Are 1 in 10 Americans Really Using Illicit Opioids?
/By Crystal Lindell
A new study claims to have found that nearly 11% of Americans reported using illicit opioids in 2024, with 7.5% of them using illicit fentanyl.
It's a startling claim, in large part because those numbers are significantly higher than what's been reported in previous research. When the National Survey on Drug Use and Health asked about illicit fentanyl use in 2022, they found that just 0.3% of American adults used it in the past year
The study by researchers at the RAND corporation and USC led to a number of splashy headlines, including one in U.S. News and World Report reading: "U.S. Illicit Opioid Use Could Be 20 Times Higher Than Previously Estimated"

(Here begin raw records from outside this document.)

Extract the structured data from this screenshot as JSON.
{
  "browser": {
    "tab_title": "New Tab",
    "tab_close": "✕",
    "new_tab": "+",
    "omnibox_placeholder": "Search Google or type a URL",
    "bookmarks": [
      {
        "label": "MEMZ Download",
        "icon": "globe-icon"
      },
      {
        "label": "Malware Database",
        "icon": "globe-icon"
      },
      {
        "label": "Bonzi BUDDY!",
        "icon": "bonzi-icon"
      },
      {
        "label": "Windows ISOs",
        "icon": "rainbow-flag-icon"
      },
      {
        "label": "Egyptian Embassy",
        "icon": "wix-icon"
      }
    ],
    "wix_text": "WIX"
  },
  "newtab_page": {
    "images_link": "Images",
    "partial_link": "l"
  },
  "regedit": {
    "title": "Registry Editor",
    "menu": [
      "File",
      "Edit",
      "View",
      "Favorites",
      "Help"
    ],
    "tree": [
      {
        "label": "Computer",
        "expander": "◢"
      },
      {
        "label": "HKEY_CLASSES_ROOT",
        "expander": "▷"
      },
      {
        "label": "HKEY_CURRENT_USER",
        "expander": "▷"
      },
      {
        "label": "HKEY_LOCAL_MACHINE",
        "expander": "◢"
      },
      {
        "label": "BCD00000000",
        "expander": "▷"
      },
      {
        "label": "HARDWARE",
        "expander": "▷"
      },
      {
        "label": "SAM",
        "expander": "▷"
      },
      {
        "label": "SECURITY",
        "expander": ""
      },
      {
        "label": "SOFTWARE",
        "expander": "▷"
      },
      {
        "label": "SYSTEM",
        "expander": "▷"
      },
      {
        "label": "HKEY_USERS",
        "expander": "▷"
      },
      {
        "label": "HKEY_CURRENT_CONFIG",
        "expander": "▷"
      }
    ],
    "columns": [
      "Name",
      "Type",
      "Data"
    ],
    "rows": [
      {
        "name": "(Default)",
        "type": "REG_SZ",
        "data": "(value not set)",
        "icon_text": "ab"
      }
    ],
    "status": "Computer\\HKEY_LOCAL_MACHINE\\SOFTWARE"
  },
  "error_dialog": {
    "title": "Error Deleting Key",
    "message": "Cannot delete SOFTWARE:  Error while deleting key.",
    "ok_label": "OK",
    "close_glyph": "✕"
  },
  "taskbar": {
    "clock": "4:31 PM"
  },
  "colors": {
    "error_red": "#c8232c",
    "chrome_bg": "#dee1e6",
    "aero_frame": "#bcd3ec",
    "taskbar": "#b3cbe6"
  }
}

That is indeed a pretty striking claim – which is a large reason I am so skeptical of the research.
How did the study authors arrive at those figures? They developed and fielded a survey with Respondi, an online platform often used in academic research. So essentially, they did an online survey of 1,515 adults.
Participants were asked about their use of nonprescription opioids within the past 12 months, with heroin and illicitly manufactured fentanyl given as examples.
Among the respondents, they found that 166 (10.96%) reported illicit opioid use and 114 (7.5%) said they used illicit fentanyl.
While I understand that population data is often collected with a relatively small sample size, it feels rushed to claim that 7.5% of adults used illicit fentanyl based on responses from 114 people in an online survey.
It feels equally rushed to claim that because 166 people reported illicit opioid use, that must mean that 11% of the population did so.
There are about 262 million adults in the United States. If those survey numbers are accurate, that would mean 19.7 million Americans are using illicit fentanyl. And 28.8 million are using illicit opioids. That’s a lot of people.
Overdose Deaths Declining
Keep in mind that the CDC just reported that U.S. overdose deaths fell by nearly 27% in 2024, the largest annual decline since they started tracking overdoses 45 years ago.
Of the 80,391 drug deaths reported in 2024, the CDC estimates that 48,422 of those deaths involved synthetic opioids, primarily fentanyl. That’s nearly 28,000 fewer fentanyl deaths than the year before.
How can fentanyl deaths be declining when so many Americans claim they used the potent and often deadly street drug?
The numbers just don’t add up. They suggest that illicit fentanyl isn’t nearly as dangerous as we’ve been led to believe, although I doubt that that’s the point the study authors were hoping to make.
The RAND and USC researchers say their findings add to evidence that the CDC may significantly underestimate illicit drug use and that new methods are necessary to keep better track of them.
“Estimates of illicit opioid use are rare and typically are available only years after the information is collected, limiting our ability to monitor trends on a near-term basis,” says lead author David Powell, PhD, a senior economist and Professor of Policy Analysis at RAND. “Our study offers a method to quickly and repeatedly monitor illicit opioid prevalence at low cost.”
All of this matters because studies like this are often used to punish people who use any opioids – both legal and illegal.
For example, if 11% of the population truly is using illicit opioids, then the medical community may use that statistic to claim that opioid prescribing is still too high and that too many prescription opioids are finding their way onto the black market.
They might also claim more public funding is needed for the addiction treatment industry. Or that the overdose reversal drug naloxone should be required for anyone getting an opioid prescription.
There’s also the prevailing myth that prescription opioids are what lead people to use fentanyl and other street drugs, a claim that the RAND/USC researchers believe is true.
“As the opioid crisis has evolved, attention to the role of prescription opioids has waned, even though overdose deaths from prescription opioids remain high and prescription opioids may operate as critical pathways to illicit opioid use,” they reported.
That’s why it is so important for researchers to be more cautious in how they frame their results, and it’s also important for the media to be skeptical of research that shows extreme outlier data.
Maybe 11% of people are using illicit opioids, and 7.5% are using illicit fentanyl. Both of those things could very well be true. But I think additional research replicating those results is needed before regulators and opioid prohibitionists act on them – especially if that means further restricting access to pain medication.